Let $$P_n(x) = \frac{n}{1+n^2x^2}$$.
First, I had to prove that
$$\int_{-\infty}^\infty P_n(x)\ dx = \pi$$
And that for any $\delta > 0$:
$$\lim_{n\to\infty} \int_\delta^\infty P_n(x)\ dx = \lim_{n\to\infty} \int_{-\infty}^{-\delta} P_n(x)\ dx = 0$$
I've done that easily.
Now I need to prove that for $f:\mathbb{R}\to\mathbb{C}$ which is $2\pi$ periodic and continuous and: $$f_n(x) = \frac{1}{\pi} \int_{-\infty}^\infty f(x-t)P_n(t)\ dt$$
$f_n\to f$, uniformly on $\mathbb{R}$.
We learned in class about convolution and about Dirichlet/Fejer kernels. Also, we learned that the trigonometric polynomials, $\{e^{inx}\}_{n\in\mathbb{Z}}$ are a dense set on $C(\mathbb{T})$ and the density is uniform. Meaning, there's a $P_n(x)=\sum c_n e^{inx}$ converges uniformly to $f$ where $f\in C(\mathbb{T})$.

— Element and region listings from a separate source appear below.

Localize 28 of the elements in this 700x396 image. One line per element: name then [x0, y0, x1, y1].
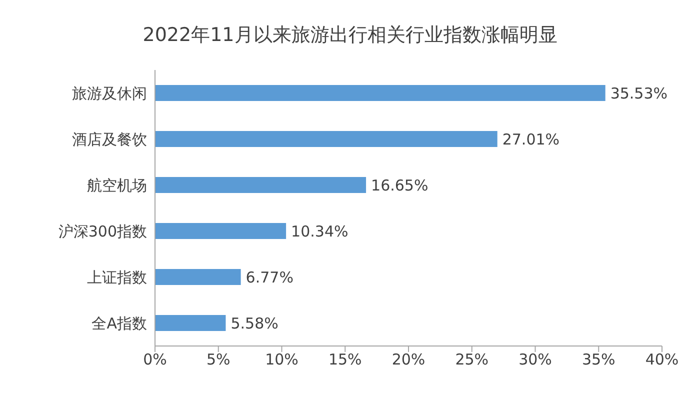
x-tick-label: 0%: [143, 350, 167, 369]
data-label: 10.34%: [291, 222, 348, 240]
data-label: 27.01%: [502, 130, 560, 148]
bar: [155, 269, 241, 285]
x-tick-label: 35%: [582, 350, 616, 369]
y-tick-label: 航空机场: [87, 176, 147, 194]
y-tick-label: 旅游及休闲: [72, 84, 147, 102]
bar: [155, 177, 366, 193]
x-tick-label: 30%: [518, 350, 552, 369]
y-tick-label: 全A指数: [92, 314, 147, 332]
bar: [155, 223, 286, 239]
data-label: 35.53%: [610, 84, 668, 102]
y-tick-label: 沪深300指数: [58, 222, 147, 240]
y-tick-label: 酒店及餐饮: [72, 130, 147, 148]
y-tick-label: 上证指数: [87, 268, 147, 286]
bar: [155, 315, 226, 331]
x-tick-label: 5%: [206, 350, 230, 369]
x-tick-label: 15%: [328, 350, 362, 369]
bar: [155, 85, 606, 101]
x-tick-label: 25%: [455, 350, 489, 369]
x-tick-label: 40%: [645, 350, 679, 369]
bar: [155, 131, 498, 147]
data-label: 16.65%: [371, 176, 428, 194]
x-tick-label: 10%: [265, 350, 298, 369]
x-tick-label: 20%: [392, 350, 426, 369]
chart-title: 2022年11月以来旅游出行相关行业指数涨幅明显: [142, 23, 558, 46]
data-label: 5.58%: [230, 314, 278, 332]
data-label: 6.77%: [246, 268, 294, 286]
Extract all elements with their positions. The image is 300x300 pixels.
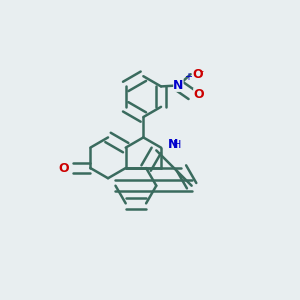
Text: O: O [59,161,69,175]
Text: N: N [168,138,178,151]
Text: H: H [173,140,182,150]
Text: -: - [199,66,203,76]
Text: +: + [184,72,192,82]
Text: O: O [192,68,203,81]
Text: N: N [173,79,184,92]
Text: O: O [193,88,204,101]
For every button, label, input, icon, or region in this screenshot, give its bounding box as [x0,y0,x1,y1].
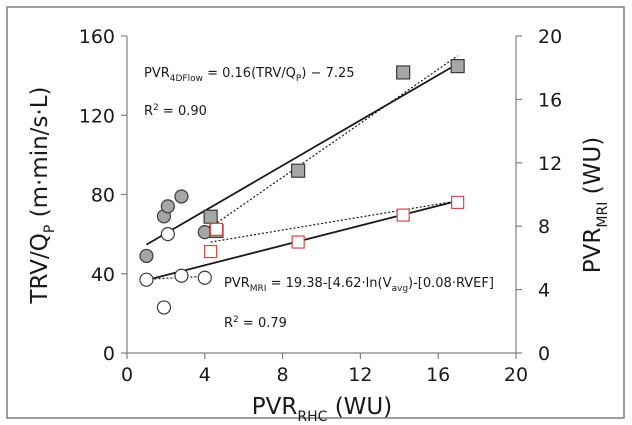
data-point-circle-open [197,270,212,285]
data-point-square-open [451,195,465,210]
data-point-circle-open [174,268,189,283]
r-squared-mri: R2 = 0.79 [224,315,287,331]
data-point-square-open [291,235,305,249]
y-right-tick-label: 0 [538,343,550,365]
data-point-square-filled [203,209,218,224]
x-tick-label: 8 [277,364,289,386]
data-point-circle-open [160,227,175,242]
y-left-tick-label: 0 [103,343,115,365]
y-axis-right-title: PVRMRI (WU) [580,137,611,273]
x-tick-label: 4 [199,364,211,386]
x-tick-label: 12 [348,364,372,386]
trend-line-dotted [210,55,458,228]
x-axis-title: PVRRHC (WU) [252,394,392,425]
r-squared-4dflow: R2 = 0.90 [144,103,207,119]
trend-line-dotted [210,200,458,243]
y-right-tick-label: 16 [538,89,562,111]
data-point-square-filled [396,65,411,80]
y-right-tick-label: 8 [538,216,550,238]
x-tick-label: 16 [426,364,450,386]
y-right-tick-label: 4 [538,280,550,302]
regression-line [145,62,459,246]
data-point-circle-open [156,300,172,315]
x-tick-label: 0 [121,364,133,386]
y-right-tick-label: 20 [538,26,562,48]
data-point-square-open [209,222,224,236]
tick-labels-layer: 0 4 8 12 16 20 0 40 80 120 160 0 4 8 12 16 20 [79,26,562,386]
equation-mri: PVRMRI = 19.38-[4.62·ln(Vavg)-[0.08·RVEF… [224,276,494,294]
data-point-circle-open [139,272,154,287]
data-point-square-open [204,244,218,259]
data-point-circle-filled [197,225,212,240]
data-point-square-open [396,208,410,222]
data-point-circle-filled [160,199,175,214]
y-left-tick-label: 160 [79,26,115,48]
y-left-tick-label: 120 [79,105,115,127]
chart-frame [6,6,625,419]
y-right-tick-label: 12 [538,153,562,175]
x-tick-label: 20 [504,364,528,386]
data-point-circle-filled [174,189,189,204]
points-layer [139,59,465,315]
data-point-square-filled [450,59,465,74]
equation-4dflow: PVR4DFlow = 0.16(TRV/QP) − 7.25 [144,66,355,84]
data-point-square-filled [291,163,306,178]
y-axis-left-title: TRV/QP (m·min/s·L) [27,86,58,304]
data-point-circle-filled [139,248,154,264]
ticks-layer [121,35,522,359]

note: $f\in C(\mathbb{T})$ is a continuous and $2\pi$ periodic function (T is for Torus).
To get you started: $$| f_n(x) - f(x)| =\left| (1/\pi) \int_{-\infty}^{\infty} f(x-t) P_{n}(t) \; dt - f(x)\right| = (1/\pi)\left| \int_{-\infty}^{\infty}\left[f(x-t)- f(x)\right] P_n(t) \; dt \right|$$
Now because $f$ is continuous on $\mathbb{T}$ and $2\pi$-periodic, we can essentially deduce its properties by considering its restriction $f_r$ to $[0,4\pi]$. As a continuous function on a compact interval, $f_r$ is bounded and uniformly continuous. It's not hard to see that these properties carry over to $f$, meaning that $f$ is bounded and uniformly continous on $\mathbb{R}$. This implies that for every $\epsilon > 0$, there is a $\delta > 0$ such that $$|f(x) - f(x-t)| < \epsilon \quad \forall t \in (-\delta,\delta)\forall x\in \mathbb{R}$$ Now, given an $\epsilon > 0$, we can choose $\delta$ accordingly and then split up the integrals giving
$$|f_n(x) - f(x)| \leq (1/\pi)\left[\int_{-\infty}^{-\delta}C\cdot P_{n}(t) \; dt + \int_{-\delta}^{\delta}\epsilon\cdot P_{n}(t) \; dt + \int_{\delta}^{\infty}C\cdot P_{n}(t) \; dt\right]$$
Because of what you've already shown we know the left and right integral converge to $0$ as $n \to \infty$. But the middle integral can be estimated by $\epsilon$, which concludes the proof.